Com esta estratégia engenhosa, esta Santa assume aos olhos do povo a protecção da rainha ,e por extensão do regime absolutista que ela perfilha. Manipulava desta maneira a religiosidade popular à devoção mariana que então despontava no vale do Jamor em torno de uma imagem aí aparecida: tudo isto em benefício do miguelismo, o que originou o tema desta pintura e certamente de muitas outras obras que andarão perdidas e eram do agrado da nobreza que se opunha à Carta Constitucional.
D. Miguel de Bragança, 1924-1928?
O então rei D. Miguel (1802-1866)[3], tal como sua mãe D. Carlota Joaquina (1775-1830), foi um grande devoto de Nossa Senhora da Rocha à qual atribuiu a sua salvação por altura de um grande acidente provocado por um carro puxado a cavalos que ele próprio conduzia perto da Quinta do Caruncho quando se dirigia de Queluz para o Paço Real de Caxias a 19 de Novembro de 1828[4].
Os cavalos espantaram-se junto a um precipício, projectando e atropelando o então rei D. Miguel (1828-1836) que ficou com uma perna partida por uma das rodas da viatura. Os cavalos eram “malhados” quanto à pelagem, pelo que o povo começou a chamar “malhados” aos liberais e maçons, seus inimigos.

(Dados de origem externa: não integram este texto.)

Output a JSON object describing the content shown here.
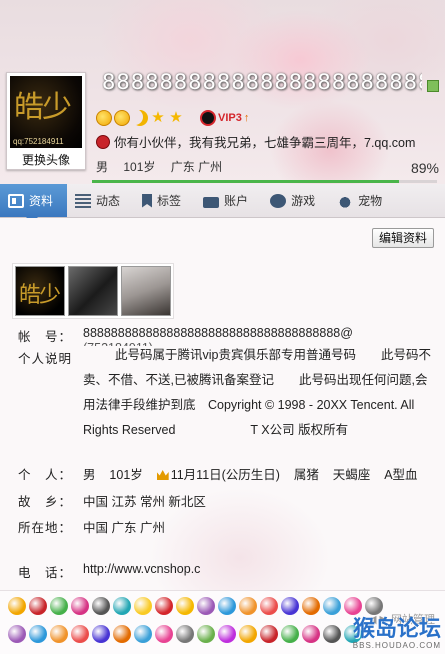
{
  "header": {
    "nickname": "888888888888888888888888",
    "avatar_change_label": "更换头像",
    "avatar_qq": "qq:752184911",
    "avatar_text": "皓少",
    "vip_label": "VIP3",
    "vip_up_icon": "arrow-up-icon",
    "signature": "你有小伙伴，我有我兄弟，七雄争霸三周年，7.qq.com",
    "gender": "男",
    "age": "101岁",
    "location": "广东 广州",
    "completion_percent": "89%",
    "completion_value": 0.89
  },
  "tabs": [
    {
      "label": "资料",
      "icon": "profile-card-icon"
    },
    {
      "label": "动态",
      "icon": "feed-list-icon"
    },
    {
      "label": "标签",
      "icon": "bookmark-icon"
    },
    {
      "label": "账户",
      "icon": "briefcase-icon"
    },
    {
      "label": "游戏",
      "icon": "game-icon"
    },
    {
      "label": "宠物",
      "icon": "pet-icon"
    }
  ],
  "content": {
    "edit_button": "编辑资料",
    "account_label": "帐　号：",
    "account_value": "8888888888888888888888888888888888888@",
    "account_sub": "(752184911)",
    "desc_label": "个人说明",
    "desc_value": "此号码属于腾讯vip贵宾俱乐部专用普通号码　　此号码不卖、不借、不送,已被腾讯备案登记　　此号码出现任何问题,会用法律手段维护到底　Copyright © 1998 - 20XX Tencent. All Rights Reserved　　　　　　T X公司 版权所有",
    "personal_label": "个　人：",
    "personal_gender": "男",
    "personal_age": "101岁",
    "personal_birthday": "11月11日(公历生日)",
    "personal_zodiac": "属猪",
    "personal_star": "天蝎座",
    "personal_blood": "A型血",
    "hometown_label": "故　乡：",
    "hometown_value": "中国 江苏 常州 新北区",
    "residence_label": "所在地：",
    "residence_value": "中国 广东 广州",
    "phone_label": "电　话：",
    "phone_value": "http://www.vcnshop.c"
  },
  "emoji_bar": {
    "tab_label": "◀ ▶ 网站管理",
    "watermark_big": "猴岛论坛",
    "watermark_small": "BBS.HOUDAO.COM"
  },
  "colors": {
    "tab_active": "#3b78bf",
    "progress": "#4ab54a",
    "vip_red": "#d4252b"
  }
}
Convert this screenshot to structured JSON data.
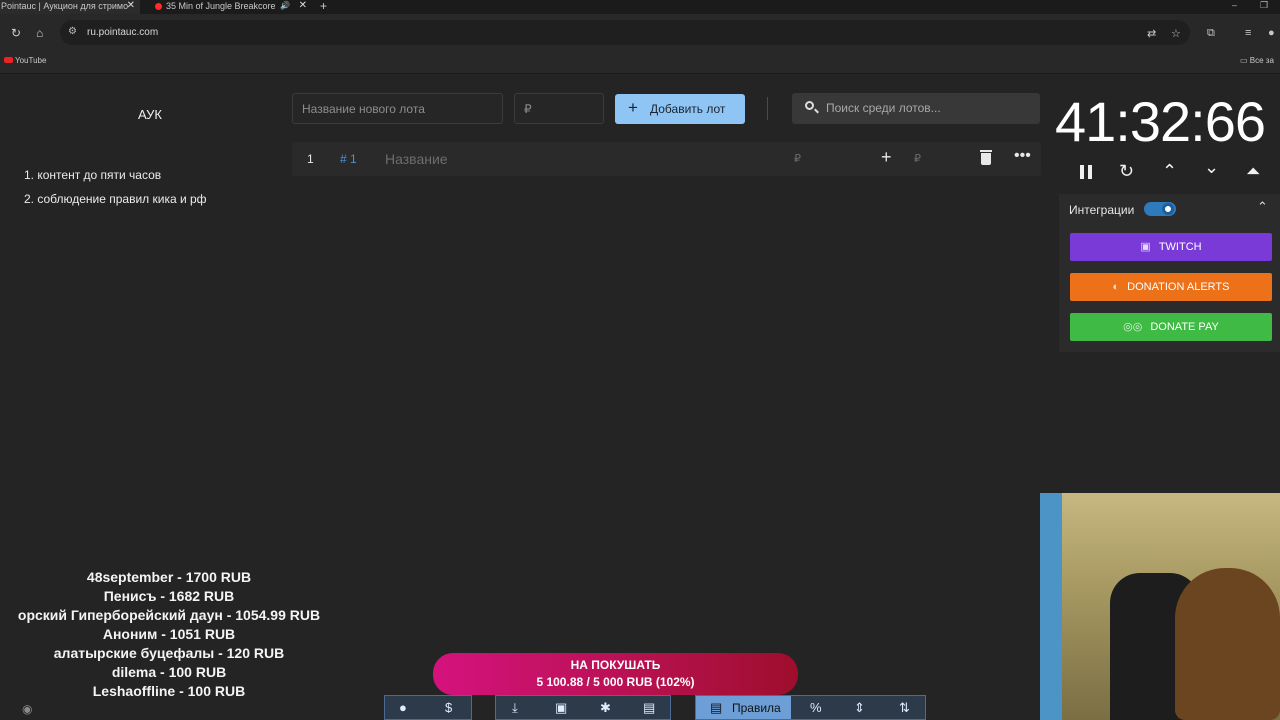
{
  "browser": {
    "tabs": [
      {
        "title": "Pointauc | Аукцион для стримо"
      },
      {
        "title": "35 Min of Jungle Breakcore"
      }
    ],
    "url": "ru.pointauc.com",
    "bookmarks": [
      "YouTube",
      "Все за"
    ]
  },
  "left_panel": {
    "title": "АУК",
    "rules": [
      "1. контент до пяти часов",
      "2. соблюдение правил кика и рф"
    ]
  },
  "add_form": {
    "name_placeholder": "Название нового лота",
    "price_placeholder": "₽",
    "add_button": "Добавить лот",
    "search_placeholder": "Поиск среди лотов..."
  },
  "lots": [
    {
      "index": "1",
      "id": "# 1",
      "name_placeholder": "Название",
      "amount_placeholder": "₽",
      "add_amount_placeholder": "₽"
    }
  ],
  "timer": {
    "value": "41:32:66"
  },
  "integrations": {
    "label": "Интеграции",
    "enabled": true,
    "services": [
      {
        "name": "TWITCH",
        "icon": "twitch-icon",
        "color": "#7a3ad8"
      },
      {
        "name": "DONATION ALERTS",
        "icon": "donationalerts-icon",
        "color": "#ec7118"
      },
      {
        "name": "DONATE PAY",
        "icon": "donatepay-icon",
        "color": "#3fba45"
      }
    ]
  },
  "donors": [
    "48september - 1700 RUB",
    "Пенисъ - 1682 RUB",
    "орский Гиперборейский даун - 1054.99 RUB",
    "Аноним - 1051 RUB",
    "алатырские буцефалы - 120 RUB",
    "dilema - 100 RUB",
    "Leshaoffline - 100 RUB"
  ],
  "goal": {
    "title": "НА ПОКУШАТЬ",
    "progress": "5 100.88 / 5 000 RUB (102%)"
  },
  "toolbar": {
    "rules_label": "Правила",
    "icons": [
      "github-icon",
      "dollar-icon",
      "download-icon",
      "save-icon",
      "bug-icon",
      "import-icon",
      "rules-icon",
      "percent-icon",
      "split-icon",
      "sort-icon"
    ]
  }
}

Foi salvo desta trágica ocorrência, segundo o mesmo, devido à protecção milagrosa da mesma Santa que também terá intercedido na cura da sua perna.
Sé de Lisboa,
D. Miguel e Infantas,
agradecem à
Senhora da Rocha.
Este acontecimento deu origem, no dia 29 de Janeiro de 1829, a uma solene Acção de Graças à Senhora da Rocha que se encontrava então na Sé de Lisboa, com a presença da família real. Esta cerimónia foi imortalizada pelos seguidores do absolutismo com várias gravuras alusivas que foram feitas na época.

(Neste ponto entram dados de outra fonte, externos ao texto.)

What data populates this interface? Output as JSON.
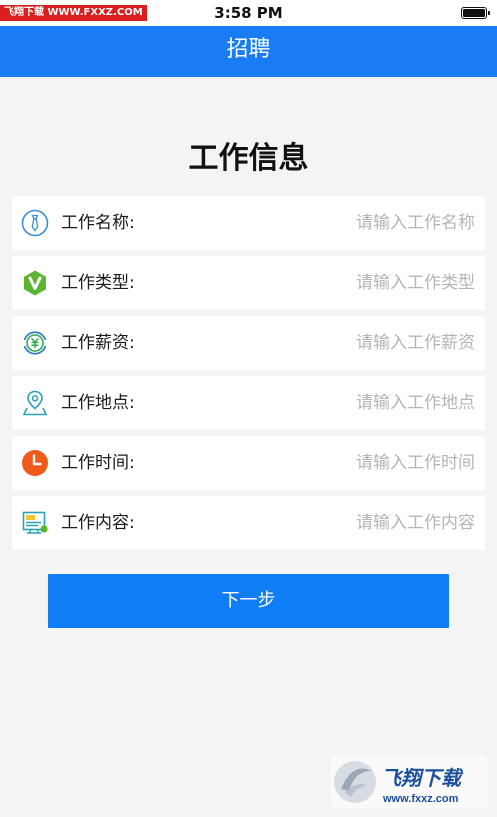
{
  "status_bar": {
    "watermark": "飞翔下载 WWW.FXXZ.COM",
    "time": "3:58 PM"
  },
  "nav": {
    "title": "招聘"
  },
  "section": {
    "title": "工作信息"
  },
  "form": {
    "rows": [
      {
        "label": "工作名称:",
        "placeholder": "请输入工作名称",
        "icon": "tie-icon",
        "color": "#3a8fd6"
      },
      {
        "label": "工作类型:",
        "placeholder": "请输入工作类型",
        "icon": "v-hexagon-icon",
        "color": "#5cb531"
      },
      {
        "label": "工作薪资:",
        "placeholder": "请输入工作薪资",
        "icon": "yen-coin-icon",
        "color": "#2f7ec9"
      },
      {
        "label": "工作地点:",
        "placeholder": "请输入工作地点",
        "icon": "map-pin-icon",
        "color": "#2aa0b5"
      },
      {
        "label": "工作时间:",
        "placeholder": "请输入工作时间",
        "icon": "clock-icon",
        "color": "#f05a1a"
      },
      {
        "label": "工作内容:",
        "placeholder": "请输入工作内容",
        "icon": "document-icon",
        "color": "#2aa0b5"
      }
    ]
  },
  "next_button": {
    "label": "下一步",
    "color": "#0f7ef6"
  },
  "logo_watermark": {
    "text": "飞翔下载",
    "url": "www.fxxz.com"
  },
  "colors": {
    "accent": "#1a7cf4",
    "background": "#f4f4f4"
  }
}
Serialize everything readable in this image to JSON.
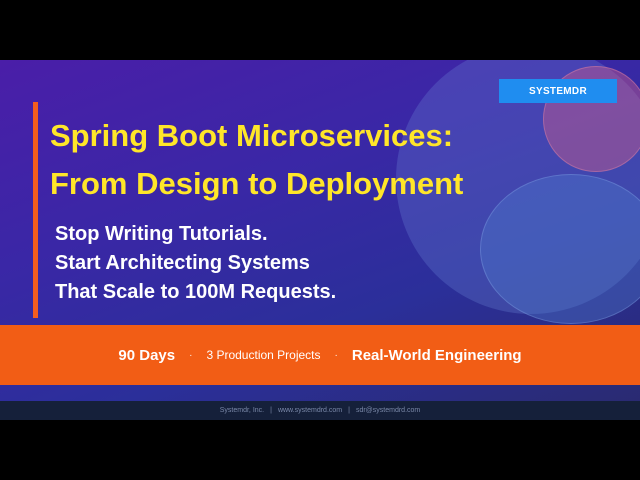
{
  "brand": {
    "label": "SYSTEMDR"
  },
  "title": {
    "line1": "Spring Boot Microservices:",
    "line2": "From Design to Deployment"
  },
  "subtitle": {
    "line1": "Stop Writing Tutorials.",
    "line2": "Start Architecting Systems",
    "line3": "That Scale to 100M Requests."
  },
  "highlights": {
    "item1": "90 Days",
    "sep": "·",
    "item2": "3 Production Projects",
    "item3": "Real-World Engineering"
  },
  "footer": {
    "company": "Systemdr, Inc.",
    "divider": "|",
    "website": "www.systemdrd.com",
    "email": "sdr@systemdrd.com"
  },
  "colors": {
    "title": "#ffe629",
    "accent_bar": "#f45d1f",
    "band": "#f25d15",
    "badge": "#1f8df0"
  }
}
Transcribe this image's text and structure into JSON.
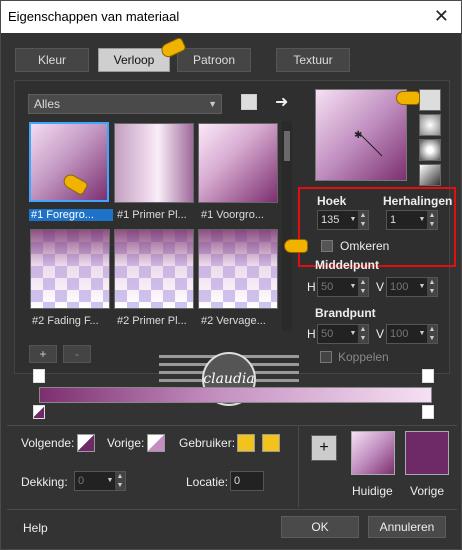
{
  "window": {
    "title": "Eigenschappen van materiaal",
    "close_label": "✕"
  },
  "tabs": [
    {
      "label": "Kleur",
      "active": false
    },
    {
      "label": "Verloop",
      "active": true
    },
    {
      "label": "Patroon",
      "active": false
    },
    {
      "label": "Textuur",
      "active": false
    }
  ],
  "category": {
    "selected": "Alles"
  },
  "gradients": [
    {
      "label": "#1 Foregro...",
      "selected": true
    },
    {
      "label": "#1 Primer Pl...",
      "selected": false
    },
    {
      "label": "#1 Voorgro...",
      "selected": false
    },
    {
      "label": "#2 Fading F...",
      "selected": false
    },
    {
      "label": "#2 Primer Pl...",
      "selected": false
    },
    {
      "label": "#2 Vervage...",
      "selected": false
    }
  ],
  "settings": {
    "hoek_label": "Hoek",
    "hoek_value": "135",
    "herhalingen_label": "Herhalingen",
    "herhalingen_value": "1",
    "omkeren_label": "Omkeren",
    "middelpunt_label": "Middelpunt",
    "middelpunt_h_label": "H",
    "middelpunt_h": "50",
    "middelpunt_v_label": "V",
    "middelpunt_v": "100",
    "brandpunt_label": "Brandpunt",
    "brandpunt_h_label": "H",
    "brandpunt_h": "50",
    "brandpunt_v_label": "V",
    "brandpunt_v": "100",
    "koppelen_label": "Koppelen"
  },
  "editor": {
    "add_label": "+",
    "remove_label": "-",
    "watermark_text": "claudia"
  },
  "stops": {
    "volgende_label": "Volgende:",
    "vorige_label": "Vorige:",
    "gebruiker_label": "Gebruiker:",
    "dekking_label": "Dekking:",
    "dekking_value": "0",
    "locatie_label": "Locatie:",
    "locatie_value": "0"
  },
  "swatches": {
    "add_label": "+",
    "huidige_label": "Huidige",
    "vorige_label": "Vorige"
  },
  "footer": {
    "help_label": "Help",
    "ok_label": "OK",
    "cancel_label": "Annuleren"
  },
  "colors": {
    "dark_purple": "#6e2a66",
    "light_pink": "#f6e0f3",
    "gold": "#f2c31c",
    "accent_blue": "#1e72c8",
    "highlight_red": "#e01010"
  }
}
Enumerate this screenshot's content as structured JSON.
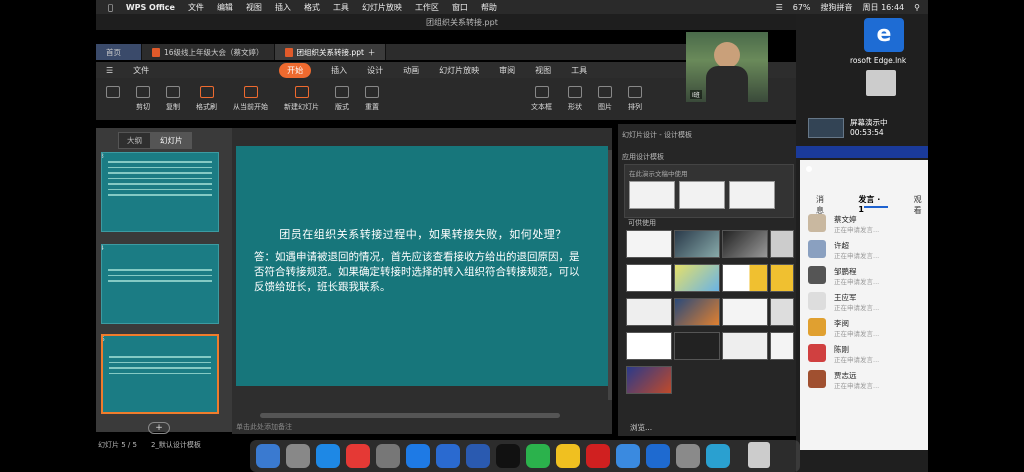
{
  "menubar": {
    "app_name": "WPS Office",
    "items": [
      "文件",
      "编辑",
      "视图",
      "插入",
      "格式",
      "工具",
      "幻灯片放映",
      "工作区",
      "窗口",
      "帮助"
    ],
    "battery": "67%",
    "input_method": "搜狗拼音",
    "clock": "周日 16:44"
  },
  "window": {
    "doc_title": "团组织关系转接.ppt"
  },
  "tabs": [
    {
      "label": "首页"
    },
    {
      "label": "16级线上年级大会（蔡文婷）"
    },
    {
      "label": "团组织关系转接.ppt"
    }
  ],
  "ribbon": {
    "file": "文件",
    "tabs": [
      "开始",
      "插入",
      "设计",
      "动画",
      "幻灯片放映",
      "审阅",
      "视图",
      "工具"
    ],
    "tools": [
      "剪切",
      "复制",
      "格式刷",
      "从当前开始",
      "新建幻灯片",
      "版式",
      "重置",
      "文本框",
      "形状",
      "图片",
      "排列"
    ]
  },
  "left_panel": {
    "tab_outline": "大纲",
    "tab_slides": "幻灯片",
    "slide_numbers": [
      "3",
      "4",
      "5"
    ],
    "add_label": "+",
    "status_slide": "幻灯片 5 / 5",
    "status_template": "2_默认设计模板"
  },
  "slide": {
    "question": "团员在组织关系转接过程中，如果转接失败，如何处理？",
    "answer": "答：如遇申请被退回的情况，首先应该查看接收方给出的退回原因，是否符合转接规范。如果确定转接时选择的转入组织符合转接规范，可以反馈给班长，班长跟我联系。",
    "notes_placeholder": "单击此处添加备注"
  },
  "design_pane": {
    "header": "幻灯片设计 - 设计模板",
    "applied_label": "应用设计模板",
    "in_use_label": "在此演示文稿中使用",
    "available_label": "可供使用",
    "browse_label": "浏览..."
  },
  "video": {
    "tag": "Ⅰ班"
  },
  "side_panel": {
    "edge_label": "rosoft Edge.lnk",
    "screen_share_title": "屏幕演示中",
    "screen_share_time": "00:53:54",
    "tab_messages": "消息",
    "tab_speaking": "发言 · 1",
    "tab_watching": "观看",
    "members": [
      {
        "name": "蔡文婷",
        "status": "正在申请发言..."
      },
      {
        "name": "许超",
        "status": "正在申请发言..."
      },
      {
        "name": "邹鹏程",
        "status": "正在申请发言..."
      },
      {
        "name": "王应军",
        "status": "正在申请发言..."
      },
      {
        "name": "李阅",
        "status": "正在申请发言..."
      },
      {
        "name": "陈刚",
        "status": "正在申请发言..."
      },
      {
        "name": "贾志远",
        "status": "正在申请发言..."
      }
    ]
  },
  "colors": {
    "slide_bg": "#17767b",
    "accent_orange": "#ee6a2f",
    "chat_bg": "#f4f4f4"
  }
}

Assim se reforçava o mito da Senhora da Rocha como protectora do ideário tradicionalista/absolutista …
Os seus seguidores políticos – absolutistas/miguelistas – também o acompanhavam nesta devoção, assim como grande parte do clero cujos direitos/previlégios vinham sendo cerceados pelas políticas liberais.
Este último acontecimento levou os seguidores do miguelismo a fazerem várias gravuras sobre este acontecimento, assim como ao aparecimento do culto de Nossa senhora da Rocha noutras localidades do país onde os seus partidários estiveram mais activos.


Enquadramento histórico
Santuário de Nossa Senhora da Rocha.
No vale do rio Jamor perto de Linda-a-Pastora, freguesia de Carnaxide, concelho de Oeiras, localiza-se o Santuário de Nossa Senhora da Rocha consagrado a uma imagem de Nossa Senhora da Conceição aparecida no interior de uma gruta funerária, perto do então denominado Casal da Rocha de que tirou a designação.

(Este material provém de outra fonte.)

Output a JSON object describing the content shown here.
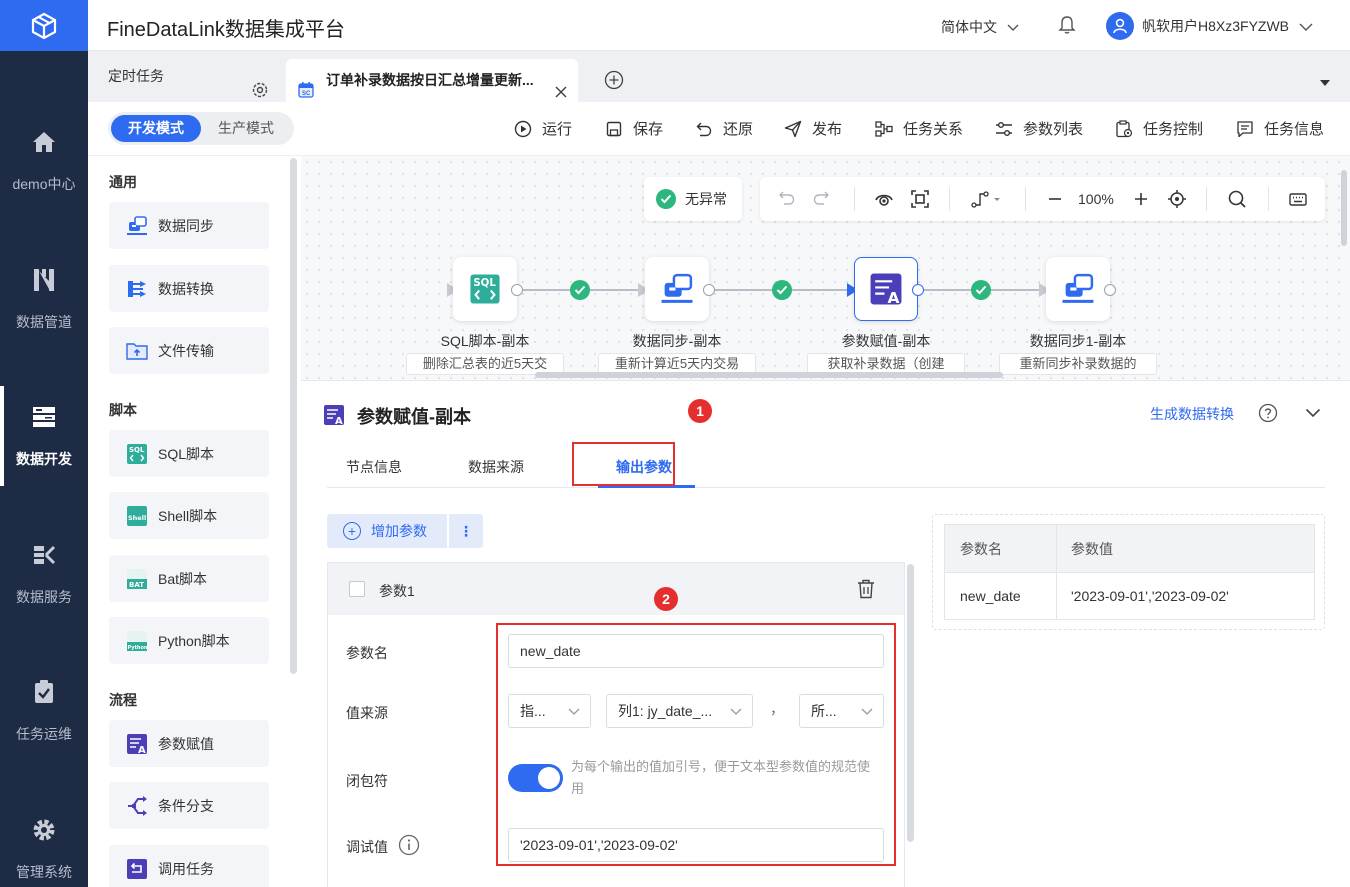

Após a descoberta desta singela figura em barro, numa época de grande crise política em Portugal, aí se afirmou com grande força a dedicação popular ao culto que poucos anos depois viria a ser alvo de aproveitamento político pelas forças conservadoras contra a nova Constituição e os ideais do Liberalismo.
Imagem de Nossa Senhora
da Rocha (actual).
Só a derrota dos partidários de D. Miguel veio a obstar à expansão deste culto que estaria destinado a um sucesso semelhante ao das aparições de Fátima,  ocorridas cerca de um século depois – também no mês de Maio  numa época de grande crise económica e política, e também estas inicialmente aproveitadas pelas forças conservadoras da época como antidoto contra o anticlericalismo do regime republicano.
A história da imagem aparecida no Jamor é por demais conhecida, assim como a devoção a este culto da rainha D. Carlota Joaquina e do seu filho D. Miguel, explicitada em vários relatos da época.
Menos conhecido é o problema de saúde que então afectou a rainha D. Carlota Joaquina, a qual supostamente foi curada por intersecção desta imagem.
Este acontecimento foi imortalizado nesta pintura, a qual não estava identificada quando foi localizamos na Beira Baixa nos anos noventa do século passado. A sua observação não nos deixou a menor dúvida que estávamos na presença de uma alusão à cura/salvação miraculosa da rainha.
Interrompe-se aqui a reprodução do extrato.